Impaired responsiveness to clopidogrel and aspirin in patients with recurrent stent thrombosis following percutaneous intervention for peripheral artery disease
Published in Platelets, 2013
Piotr Mazur, Marzena Frołow, Rafał Niżankowski, Jerzy Sadowski, Anetta Undas
Patients with peripheral artery disease (PAD) following peripheral percutaneous transluminal angioplasty (PTA) with stent implantation are prone to stent thrombosis despite treatment with aspirin and clopidogrel. Impaired clopidogrel responsiveness is associated with increased risk of ischemic events in patients following coronary stent implantation. We sought to assess platelet responsiveness to clopidogrel and aspirin in patients with PAD and recurrent stent thrombosis. Platelet aggregation induced by 5 and 20 µmol/l adenosine diphosphate (ADP) and 0.5 mmol/l arachidonic acid (AA), together with platelet reactivity index (PRI) and serum thromboxane B2 (TXB2), were determined in 11 patients with PAD and a history of stent thrombosis (mean, 3.1 ± 1.14) after PTA and in 15 patients with PAD with no such history, also in 11 controls with coronary artery disease (CAD) and previous stent thrombosis.

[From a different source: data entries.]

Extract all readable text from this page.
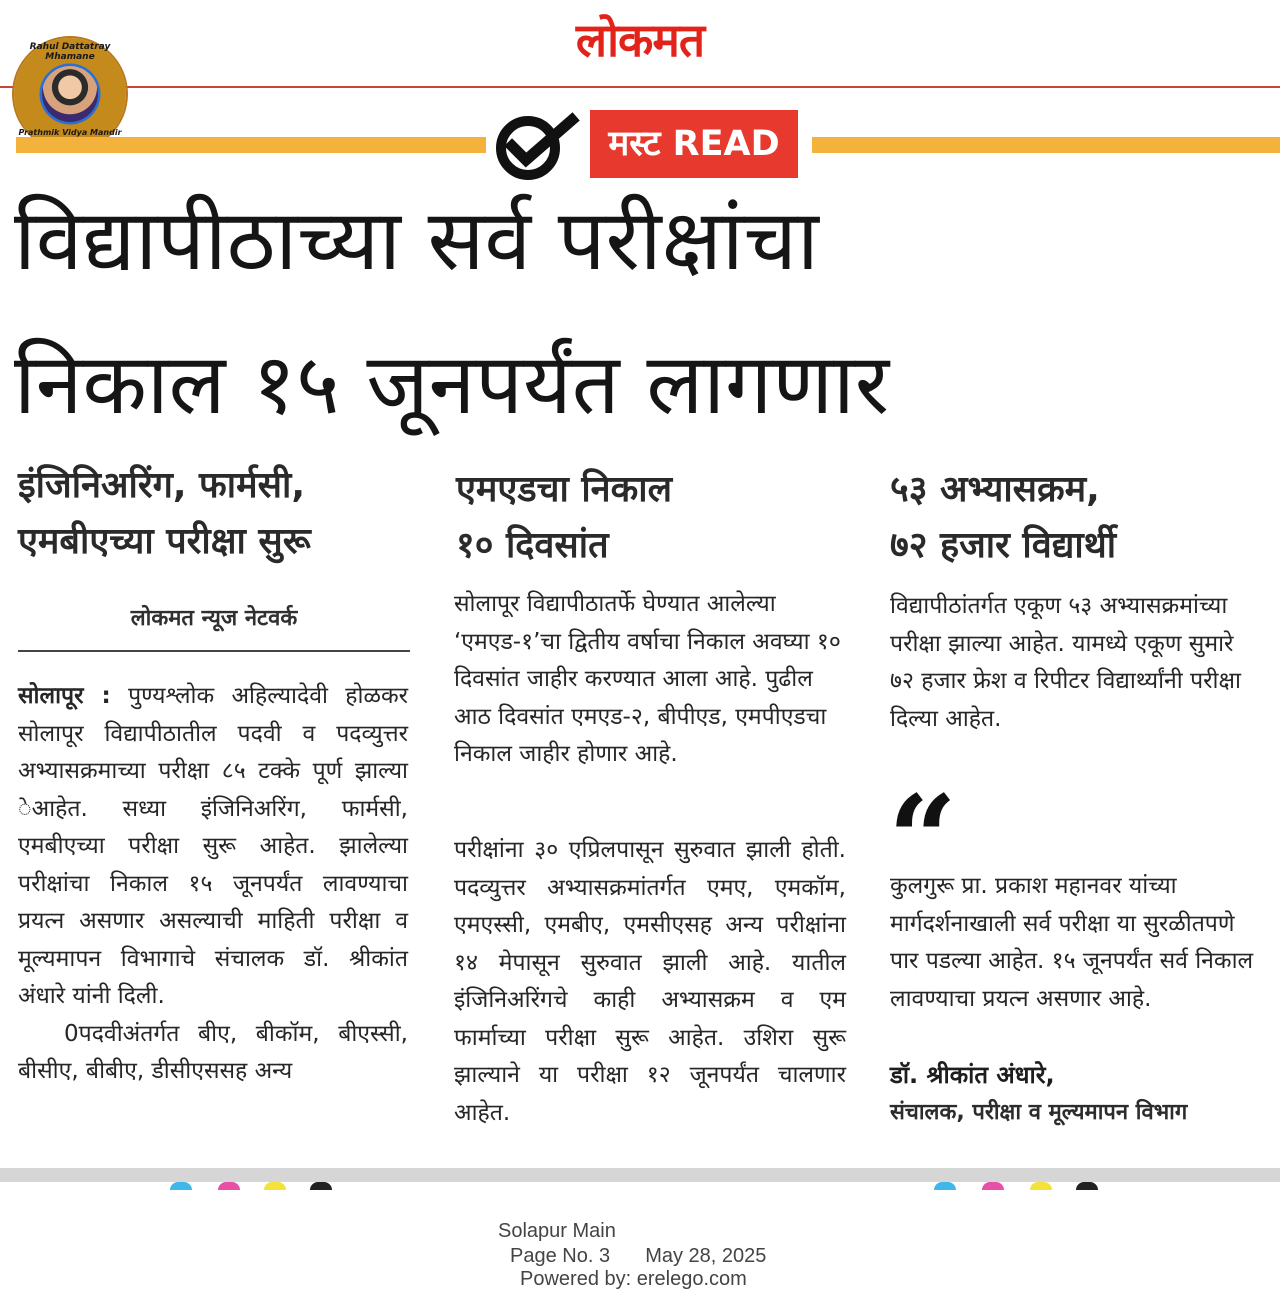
लोकमत
Rahul Dattatray Mhamane
Prathmik Vidya Mandir	मस्ट READ
विद्यापीठाच्या सर्व परीक्षांचा
निकाल १५ जूनपर्यंत लागणार
इंजिनिअरिंग, फार्मसी,
एमबीएच्या परीक्षा सुरू
लोकमत न्यूज नेटवर्क
सोलापूर : पुण्यश्लोक अहिल्यादेवी होळकर सोलापूर विद्यापीठातील पदवी व पदव्युत्तर अभ्यासक्रमाच्या परीक्षा ८५ टक्के पूर्ण झाल्या ेआहेत. सध्या इंजिनिअरिंग, फार्मसी, एमबीएच्या परीक्षा सुरू आहेत. झालेल्या परीक्षांचा निकाल १५ जूनपर्यंत लावण्याचा प्रयत्न असणार असल्याची माहिती परीक्षा व मूल्यमापन विभागाचे संचालक डॉ. श्रीकांत अंधारे यांनी दिली.
0पदवीअंतर्गत बीए, बीकॉम, बीएस्सी, बीसीए, बीबीए, डीसीएससह अन्य
एमएडचा निकाल
१० दिवसांत

सोलापूर विद्यापीठातर्फे घेण्यात आलेल्या ‘एमएड-१’चा द्वितीय वर्षाचा निकाल अवघ्या १० दिवसांत जाहीर करण्यात आला आहे. पुढील आठ दिवसांत एमएड-२, बीपीएड, एमपीएडचा निकाल जाहीर होणार आहे.

परीक्षांना ३० एप्रिलपासून सुरुवात झाली होती. पदव्युत्तर अभ्यासक्रमांतर्गत एमए, एमकॉम, एमएस्सी, एमबीए, एमसीएसह अन्य परीक्षांना १४ मेपासून सुरुवात झाली आहे. यातील इंजिनिअरिंगचे काही अभ्यासक्रम व एम फार्माच्या परीक्षा सुरू आहेत. उशिरा सुरू झाल्याने या परीक्षा १२ जूनपर्यंत चालणार आहेत.

५३ अभ्यासक्रम,
७२ हजार विद्यार्थी

विद्यापीठांतर्गत एकूण ५३ अभ्यासक्रमांच्या परीक्षा झाल्या आहेत. यामध्ये एकूण सुमारे ७२ हजार फ्रेश व रिपीटर विद्यार्थ्यांनी परीक्षा दिल्या आहेत.

“

कुलगुरू प्रा. प्रकाश महानवर यांच्या मार्गदर्शनाखाली सर्व परीक्षा या सुरळीतपणे पार पडल्या आहेत. १५ जूनपर्यंत सर्व निकाल लावण्याचा प्रयत्न असणार आहे.

डॉ. श्रीकांत अंधारे,
संचालक, परीक्षा व मूल्यमापन विभाग
Solapur Main
Page No. 3 May 28, 2025
Powered by: erelego.com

Platelet aggregation to 5 µmol/l ADP was higher in subjects with PAD and stent thrombosis than in those without stent thrombosis (p = 0.0003) and CAD subjects (p = 0.002). Aggregation induced by 20 µmol/l ADP was higher in PAD group with stent thrombosis than in PAD subjects without thrombosis (p = 0.004). The PAD group with stent thrombosis had higher AA-induced platelet aggregation than CAD controls (p = 0.007) and serum TXB2 concentrations higher than PAD group without thrombosis (p = 0.002) and CAD group (p = 0.02). Concluding, platelet responsiveness to clopidogrel and aspirin is impaired in patients with PAD and recurrent stent thrombosis following PTA, as compared with similar individuals with CAD, and PAD with no history of stent thrombosis. This indicates that atherosclerosis burden affects platelet function and might contribute to stent thrombosis following percutaneous intervention in peripheral arteries.